Thursday, June 05, 2008

The Roommate Situation

About a year ago at this time, I was having panic attacks. I'd just picked up a girl with whom I'd exchanged only about 4 emails ever from the Calgary airport, and we'd signed a one year lease on a basement suite, and we were going to live together. I think I'd met her approximately one week prior to agreeing to spend the next year of my life in close quarters with her.

She'd never lived in North America (she's a Kiwi who grew up as an MK in West Africa) before. I'd never lived away from my parent's house before. Together we figured out this "flatting" in Calgary business.

Tonight I found myself sitting next to her on a couch, visiting with her parents (in from New Zealand), and her boyfriend (down from parts north to meet the parents) and reflecting that God knew what he was doing when he put us together.

J. has become a special friend. She's put up with my crazy moods this last while as I've sought to assimilate a great many changes in a short time. It was with great affection that I sat and teased her about having to sleep on my bedroom floor tonight. (her parents are using her bedroom, and her boyfriend will occupy our living room floor, where she's been sleeping for the last week or so while her parents have been with us.)

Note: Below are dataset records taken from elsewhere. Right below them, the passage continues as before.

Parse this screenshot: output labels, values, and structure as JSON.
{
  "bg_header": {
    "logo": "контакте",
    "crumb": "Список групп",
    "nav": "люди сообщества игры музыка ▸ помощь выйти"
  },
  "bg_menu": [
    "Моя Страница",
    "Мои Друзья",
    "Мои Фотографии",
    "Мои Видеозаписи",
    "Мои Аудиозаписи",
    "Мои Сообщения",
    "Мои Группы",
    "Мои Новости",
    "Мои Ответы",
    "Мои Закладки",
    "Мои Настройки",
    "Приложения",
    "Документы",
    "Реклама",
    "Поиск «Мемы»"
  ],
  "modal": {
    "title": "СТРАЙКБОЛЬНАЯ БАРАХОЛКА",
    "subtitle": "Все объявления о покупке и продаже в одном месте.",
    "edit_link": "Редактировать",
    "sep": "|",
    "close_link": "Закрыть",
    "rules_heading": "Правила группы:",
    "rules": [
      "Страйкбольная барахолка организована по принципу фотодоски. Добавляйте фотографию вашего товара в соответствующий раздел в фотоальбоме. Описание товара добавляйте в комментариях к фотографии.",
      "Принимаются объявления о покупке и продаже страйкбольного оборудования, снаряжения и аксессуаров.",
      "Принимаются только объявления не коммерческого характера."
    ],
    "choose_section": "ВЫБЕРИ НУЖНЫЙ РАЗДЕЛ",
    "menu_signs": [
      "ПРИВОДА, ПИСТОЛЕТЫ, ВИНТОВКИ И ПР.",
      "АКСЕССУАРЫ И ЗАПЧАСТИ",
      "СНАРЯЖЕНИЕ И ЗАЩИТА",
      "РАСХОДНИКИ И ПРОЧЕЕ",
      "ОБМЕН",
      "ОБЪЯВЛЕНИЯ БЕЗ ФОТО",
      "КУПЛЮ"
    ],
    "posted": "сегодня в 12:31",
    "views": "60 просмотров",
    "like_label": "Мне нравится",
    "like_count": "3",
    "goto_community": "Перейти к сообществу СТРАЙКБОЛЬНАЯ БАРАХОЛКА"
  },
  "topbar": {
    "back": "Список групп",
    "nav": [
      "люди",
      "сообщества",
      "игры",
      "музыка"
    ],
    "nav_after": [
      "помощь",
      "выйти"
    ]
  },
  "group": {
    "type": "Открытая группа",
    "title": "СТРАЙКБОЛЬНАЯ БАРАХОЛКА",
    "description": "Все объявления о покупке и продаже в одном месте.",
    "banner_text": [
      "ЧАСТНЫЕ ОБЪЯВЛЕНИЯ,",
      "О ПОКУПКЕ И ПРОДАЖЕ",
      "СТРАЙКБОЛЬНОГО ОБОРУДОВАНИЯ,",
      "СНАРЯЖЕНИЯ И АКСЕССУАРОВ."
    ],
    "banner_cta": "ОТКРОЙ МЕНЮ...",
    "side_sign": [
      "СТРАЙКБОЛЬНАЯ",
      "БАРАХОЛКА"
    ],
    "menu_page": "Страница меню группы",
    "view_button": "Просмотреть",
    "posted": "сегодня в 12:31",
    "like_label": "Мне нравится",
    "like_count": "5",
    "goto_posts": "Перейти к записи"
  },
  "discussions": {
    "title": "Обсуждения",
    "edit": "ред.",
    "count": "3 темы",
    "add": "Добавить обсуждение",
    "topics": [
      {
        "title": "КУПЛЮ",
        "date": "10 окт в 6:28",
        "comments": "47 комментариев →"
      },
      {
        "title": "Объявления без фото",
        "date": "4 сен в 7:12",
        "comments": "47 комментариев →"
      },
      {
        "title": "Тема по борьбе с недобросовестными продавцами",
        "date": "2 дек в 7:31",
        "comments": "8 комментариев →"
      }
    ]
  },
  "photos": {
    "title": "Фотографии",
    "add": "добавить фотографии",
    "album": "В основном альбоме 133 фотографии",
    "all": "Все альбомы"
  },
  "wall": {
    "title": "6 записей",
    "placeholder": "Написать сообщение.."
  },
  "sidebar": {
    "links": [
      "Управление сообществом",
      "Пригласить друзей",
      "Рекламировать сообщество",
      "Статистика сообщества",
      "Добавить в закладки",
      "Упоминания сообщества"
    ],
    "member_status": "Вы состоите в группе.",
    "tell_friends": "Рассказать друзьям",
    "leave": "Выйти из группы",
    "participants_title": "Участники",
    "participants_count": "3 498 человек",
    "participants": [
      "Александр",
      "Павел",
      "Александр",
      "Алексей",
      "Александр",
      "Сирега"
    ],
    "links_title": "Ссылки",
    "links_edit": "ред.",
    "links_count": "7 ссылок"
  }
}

It was a random connection just over a year ago. Our parents had met each other once, just over a decade previously, in West Africa, and had many mutual friends who put the two of us in touch with each other.

Or maybe not so random. Maybe a gift from a God who knew precisely what I needed at the moment when I so badly needed to be out from under my parent's roof.

We're getting ready to move again. (We're adding a third girl - another Kiwi - to the mix). We visited a potential house tonight, and J. will follow up with the landlord to ask some questions and possibly arrange a lease in the morning.

Over the last year we've laughed together. Cooked together (and apart). We've both travelled to a wide variety of places, on the North American continent, and not so much. We've painted toenails and tinted eyelashes. And in the last few months, as we've each navigated major changes in our lives, we've hugged, we've cried, and even occasionally prayed together. (And there was that one memorable afternoon where we were both truly miserable and together feasted on the richest cheesecake we could buy for take-away at a local restaurant, and watched the goofiest movie we could think of.)

Tonight I'm thankful that God sent me J., just at the right moment. I'm thankful that someone who started out as a "convenient roommate" has become a friend who sees the deep places of my heart and loves me anyway.

More from Henri Nouwen

More great thoughts from the Henri Nouwen society daily emails:

Being Clothed in Christ

Being a believer means being clothed in Christ. Paul says: "Every one of you that has been baptised has been clothed in Christ" (Galatians 3:26) and "Let your armour be the Lord Jesus Christ" (Romans 13:14). This being "clothed in Christ" is much more than wearing a cloak that covers our misery. It refers to a total transformation that allows us to say with Paul: "I have been crucified with Christ and yet I am alive; yet it is no longer I, but Christ living in me" (Galatians 2:20).


Thus, we are the living Christ in the world. Jesus, who is God-made-flesh, continues to reveal himself in our own flesh. Indeed, true salvation is becoming Christ.

God's Breath Given to Us

Being the living Christ today means being filled with the same Spirit that filled Jesus. Jesus and his Father are breathing the same breath, the Holy Spirit. The Holy Spirit is the intimate communion that makes Jesus and his Father one. Jesus says: "I am in the Father and the Father is in me" (John 14:10) and "The Father and I are one" (John 10:30). It is this unity that Jesus wants to give us. That is the gift of his Holy Spirit.

Living a spiritual life, therefore, means living in the same communion with the Father as Jesus did, and thus making God present in the world.

Faking Trust?

I’m thinking this morning about the idea of a “fake it ‘til you make it” faith. I’m wondering if it works, and if maybe that’s the way to approach trust?

What if, everytime the Lord asks something of me, something that requires me to exhibit the trust that I don’t really have, I stopped, and instead of immediately refusing, asked myself how I would respond to that same request if it was posed to me by someone I implicitly trusted? What if I then chose to take a step into nothingness, and responded in the fashion that I would to one I trust?

My head says the Lord is implicitly trustworthy. My heart is having a bit more trouble with that proposition. My heart says that steps of trust and obedience have led me into a lot of really dark and painful places over the years, and asks why I should trust one that causes me pain? My head is quick to remind me that pain is not always a bad thing, but my heart has trouble with the idea that something that feels so bad could actually be good.

Trust and obedience are closely linked for me. I will not obey with any consistency one whom I don’t trust. My deep heart desire is to be continually obedient to the voice of the Lord, and for that, I need to trust.

What if, just for one weekend, I give this trust thing a shot?